In SLip things are simpler: when you compile a file each expression is read, compiled and executed, in sequence. This means that a macro, for example, can freely use functions that were previously defined in the same file. It behaves as if each toplevel expression would be wrapped in:
(eval-when (:compile-toplevel :load-toplevel :execute) ... )
Serialization (FASL)
The compiler creates an array of operations that is feeded to a piphole optimizer. The operations at this point are JS arrays themselves, where the first element is the “opcode” (I'm using textual names rather than bytes) and the rest are the operation's arguments.
After the piphole optimizer the resulted array is passed to an assembler, which turns each operation into a JS object (execution seems to be much faster than working with arrays).

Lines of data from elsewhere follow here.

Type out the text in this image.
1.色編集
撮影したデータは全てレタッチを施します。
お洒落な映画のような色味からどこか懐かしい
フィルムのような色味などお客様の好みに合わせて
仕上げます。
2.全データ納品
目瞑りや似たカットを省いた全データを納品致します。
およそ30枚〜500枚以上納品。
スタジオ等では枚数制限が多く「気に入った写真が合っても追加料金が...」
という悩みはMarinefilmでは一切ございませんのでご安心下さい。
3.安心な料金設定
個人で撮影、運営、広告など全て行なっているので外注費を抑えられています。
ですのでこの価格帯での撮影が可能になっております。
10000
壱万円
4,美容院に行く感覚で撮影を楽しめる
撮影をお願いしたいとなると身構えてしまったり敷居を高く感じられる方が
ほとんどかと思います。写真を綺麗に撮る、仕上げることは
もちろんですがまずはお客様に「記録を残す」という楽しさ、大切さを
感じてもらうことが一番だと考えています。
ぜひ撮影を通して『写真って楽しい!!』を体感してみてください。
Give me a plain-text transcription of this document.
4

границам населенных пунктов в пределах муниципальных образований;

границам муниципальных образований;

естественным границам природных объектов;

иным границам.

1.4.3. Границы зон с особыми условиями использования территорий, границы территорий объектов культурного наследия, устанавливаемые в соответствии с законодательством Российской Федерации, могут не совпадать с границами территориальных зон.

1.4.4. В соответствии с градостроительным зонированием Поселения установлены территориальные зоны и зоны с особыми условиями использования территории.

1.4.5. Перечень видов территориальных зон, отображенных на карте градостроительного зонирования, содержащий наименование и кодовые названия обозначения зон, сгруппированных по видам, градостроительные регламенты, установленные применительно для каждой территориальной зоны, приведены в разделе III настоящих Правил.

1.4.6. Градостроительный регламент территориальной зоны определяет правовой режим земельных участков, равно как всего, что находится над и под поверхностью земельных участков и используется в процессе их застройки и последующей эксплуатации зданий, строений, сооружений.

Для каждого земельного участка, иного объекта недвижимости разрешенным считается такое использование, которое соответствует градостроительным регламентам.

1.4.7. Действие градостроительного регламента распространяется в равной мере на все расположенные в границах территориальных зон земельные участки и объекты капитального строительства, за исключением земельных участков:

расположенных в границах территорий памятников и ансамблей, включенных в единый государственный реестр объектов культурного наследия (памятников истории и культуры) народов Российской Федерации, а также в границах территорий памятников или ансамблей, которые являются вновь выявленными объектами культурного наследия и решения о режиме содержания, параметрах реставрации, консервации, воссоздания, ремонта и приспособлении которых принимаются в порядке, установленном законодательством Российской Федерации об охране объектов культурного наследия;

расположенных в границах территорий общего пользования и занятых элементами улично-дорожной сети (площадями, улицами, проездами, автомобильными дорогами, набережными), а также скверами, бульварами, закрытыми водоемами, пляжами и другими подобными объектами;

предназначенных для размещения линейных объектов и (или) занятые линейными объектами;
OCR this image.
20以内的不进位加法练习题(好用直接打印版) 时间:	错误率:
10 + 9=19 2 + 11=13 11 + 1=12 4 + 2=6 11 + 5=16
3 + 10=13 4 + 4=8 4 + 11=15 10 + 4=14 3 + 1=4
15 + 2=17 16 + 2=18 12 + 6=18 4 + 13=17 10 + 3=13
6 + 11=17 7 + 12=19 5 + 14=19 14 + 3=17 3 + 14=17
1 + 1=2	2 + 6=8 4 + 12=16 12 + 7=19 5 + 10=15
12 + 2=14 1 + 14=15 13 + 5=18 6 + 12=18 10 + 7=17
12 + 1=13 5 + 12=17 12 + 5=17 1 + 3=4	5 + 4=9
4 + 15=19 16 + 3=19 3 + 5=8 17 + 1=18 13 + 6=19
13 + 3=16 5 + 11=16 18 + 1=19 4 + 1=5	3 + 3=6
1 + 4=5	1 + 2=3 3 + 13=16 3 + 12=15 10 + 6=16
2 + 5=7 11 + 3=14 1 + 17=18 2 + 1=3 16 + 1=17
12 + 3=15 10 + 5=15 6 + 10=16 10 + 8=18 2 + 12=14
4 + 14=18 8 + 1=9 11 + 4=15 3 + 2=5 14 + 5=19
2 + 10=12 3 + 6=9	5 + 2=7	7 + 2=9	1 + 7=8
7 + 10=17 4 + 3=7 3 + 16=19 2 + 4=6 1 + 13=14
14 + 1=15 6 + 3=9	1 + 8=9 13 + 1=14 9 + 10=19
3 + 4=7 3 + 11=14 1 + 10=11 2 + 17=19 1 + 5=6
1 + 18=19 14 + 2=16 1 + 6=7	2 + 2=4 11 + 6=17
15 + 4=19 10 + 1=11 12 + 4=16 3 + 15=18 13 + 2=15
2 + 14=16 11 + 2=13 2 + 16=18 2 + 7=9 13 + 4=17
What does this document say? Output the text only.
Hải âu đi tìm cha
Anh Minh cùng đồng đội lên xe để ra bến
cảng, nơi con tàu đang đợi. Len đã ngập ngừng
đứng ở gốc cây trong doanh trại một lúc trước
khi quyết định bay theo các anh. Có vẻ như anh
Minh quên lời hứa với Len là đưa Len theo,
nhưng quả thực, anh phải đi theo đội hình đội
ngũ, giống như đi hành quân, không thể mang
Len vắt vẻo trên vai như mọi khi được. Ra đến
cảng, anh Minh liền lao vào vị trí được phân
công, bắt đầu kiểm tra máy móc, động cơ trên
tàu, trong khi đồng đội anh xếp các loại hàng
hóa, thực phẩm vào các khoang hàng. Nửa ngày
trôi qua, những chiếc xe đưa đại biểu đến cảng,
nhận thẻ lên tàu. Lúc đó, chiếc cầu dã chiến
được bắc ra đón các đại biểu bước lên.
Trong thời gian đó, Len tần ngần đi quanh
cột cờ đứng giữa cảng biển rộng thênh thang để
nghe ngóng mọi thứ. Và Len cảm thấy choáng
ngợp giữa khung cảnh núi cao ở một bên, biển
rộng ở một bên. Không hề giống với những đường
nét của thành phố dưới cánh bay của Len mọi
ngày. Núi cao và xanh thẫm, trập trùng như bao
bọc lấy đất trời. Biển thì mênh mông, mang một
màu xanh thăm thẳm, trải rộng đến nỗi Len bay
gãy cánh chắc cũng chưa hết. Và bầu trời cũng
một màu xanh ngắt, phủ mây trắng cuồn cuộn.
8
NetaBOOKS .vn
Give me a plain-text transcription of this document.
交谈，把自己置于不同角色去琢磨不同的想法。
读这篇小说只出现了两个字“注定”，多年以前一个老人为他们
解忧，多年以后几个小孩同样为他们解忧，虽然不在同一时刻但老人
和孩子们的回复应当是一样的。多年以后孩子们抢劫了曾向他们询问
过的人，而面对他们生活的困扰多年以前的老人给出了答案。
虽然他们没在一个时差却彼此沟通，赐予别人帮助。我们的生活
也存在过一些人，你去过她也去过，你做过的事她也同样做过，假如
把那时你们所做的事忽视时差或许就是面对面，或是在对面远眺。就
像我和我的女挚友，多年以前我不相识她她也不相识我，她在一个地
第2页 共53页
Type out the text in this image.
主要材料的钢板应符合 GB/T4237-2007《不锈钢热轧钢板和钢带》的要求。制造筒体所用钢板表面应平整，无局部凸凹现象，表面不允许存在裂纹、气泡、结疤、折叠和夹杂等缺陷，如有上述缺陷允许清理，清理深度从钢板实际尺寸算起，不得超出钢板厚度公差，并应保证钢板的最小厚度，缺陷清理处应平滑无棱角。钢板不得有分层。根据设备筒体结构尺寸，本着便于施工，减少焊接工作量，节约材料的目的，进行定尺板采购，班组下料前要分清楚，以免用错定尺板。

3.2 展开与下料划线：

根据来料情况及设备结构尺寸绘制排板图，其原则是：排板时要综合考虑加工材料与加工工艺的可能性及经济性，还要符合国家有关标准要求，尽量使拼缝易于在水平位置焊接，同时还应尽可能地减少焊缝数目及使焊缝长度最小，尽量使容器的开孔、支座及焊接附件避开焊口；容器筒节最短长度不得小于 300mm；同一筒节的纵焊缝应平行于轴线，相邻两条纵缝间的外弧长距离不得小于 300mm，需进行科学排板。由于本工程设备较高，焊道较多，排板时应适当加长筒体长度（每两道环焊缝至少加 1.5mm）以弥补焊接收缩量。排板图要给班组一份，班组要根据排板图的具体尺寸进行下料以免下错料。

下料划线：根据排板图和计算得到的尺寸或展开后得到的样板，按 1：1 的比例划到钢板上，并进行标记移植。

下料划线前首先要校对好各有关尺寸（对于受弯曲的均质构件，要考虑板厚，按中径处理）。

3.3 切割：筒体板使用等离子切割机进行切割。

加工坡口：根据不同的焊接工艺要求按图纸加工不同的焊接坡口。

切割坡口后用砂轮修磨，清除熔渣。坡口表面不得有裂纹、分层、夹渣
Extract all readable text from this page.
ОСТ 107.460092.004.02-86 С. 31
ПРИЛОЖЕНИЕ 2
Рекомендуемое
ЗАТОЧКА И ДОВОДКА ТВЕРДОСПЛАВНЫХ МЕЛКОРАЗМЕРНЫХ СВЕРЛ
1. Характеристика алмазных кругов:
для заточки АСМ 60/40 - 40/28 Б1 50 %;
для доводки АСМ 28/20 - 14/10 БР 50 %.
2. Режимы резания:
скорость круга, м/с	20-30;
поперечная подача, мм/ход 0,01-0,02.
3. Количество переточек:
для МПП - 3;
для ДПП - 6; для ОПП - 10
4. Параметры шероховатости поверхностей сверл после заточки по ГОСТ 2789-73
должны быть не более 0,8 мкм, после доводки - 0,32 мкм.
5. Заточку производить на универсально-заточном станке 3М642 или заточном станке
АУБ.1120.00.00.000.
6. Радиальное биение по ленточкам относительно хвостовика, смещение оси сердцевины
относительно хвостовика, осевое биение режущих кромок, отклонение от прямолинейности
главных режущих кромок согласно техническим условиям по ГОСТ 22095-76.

All these steps, including the VM itself, are defined in js/machine.js.
I had to figure out a way to save the compiled code (so once the application is done, you want to distribute FASLs, not source, because compiling the source takes a fair amount of time). Here's how compiler.fasl looks like. I preferred to dump a JavaScript program instead of plain JSON for two reasons: we get smaller output, and it's faster to load it (instead of traversing the JSON to re-create operation objects, we can simply run that JS). The FASLs are run in a context where all those names are defined, like PRIM, LGET, etc.
The FASL, as you can see, is pretty big; there are some tricks I could use to heavily reduce their size, but for now I'm not interested in this kind of optimization because they compress extremely well after gzip.
The “virtual machine” and threads
The VM maintains the execution context, which consists of a stack, the current lexical environment, the current dynamic environment, and the currently running function. Originally I designed it to run continuously (blocking) but then I added a simple scheduler so we can execute multiple things in parallel. Using setTimeout we schedule each task to run 200 instructions, then move on to the next, for at most 50 milliseconds; then we take a break so the browser has a chance to update/respond to user actions. Of course, this is slower than running continuously, but since JS lacks real threads it's almost a must-have for responsive interfaces.
When a thread is spawned, it creates a new VM that inherits the dynamic environment of the calling thread; however, any dynamic bindings that are done in the new thread only affect itself—thus dynamic variables behave like they do in Common Lisp implementations: once you bind it, it's “thread safe” because the binding cannot be seen by sister threads.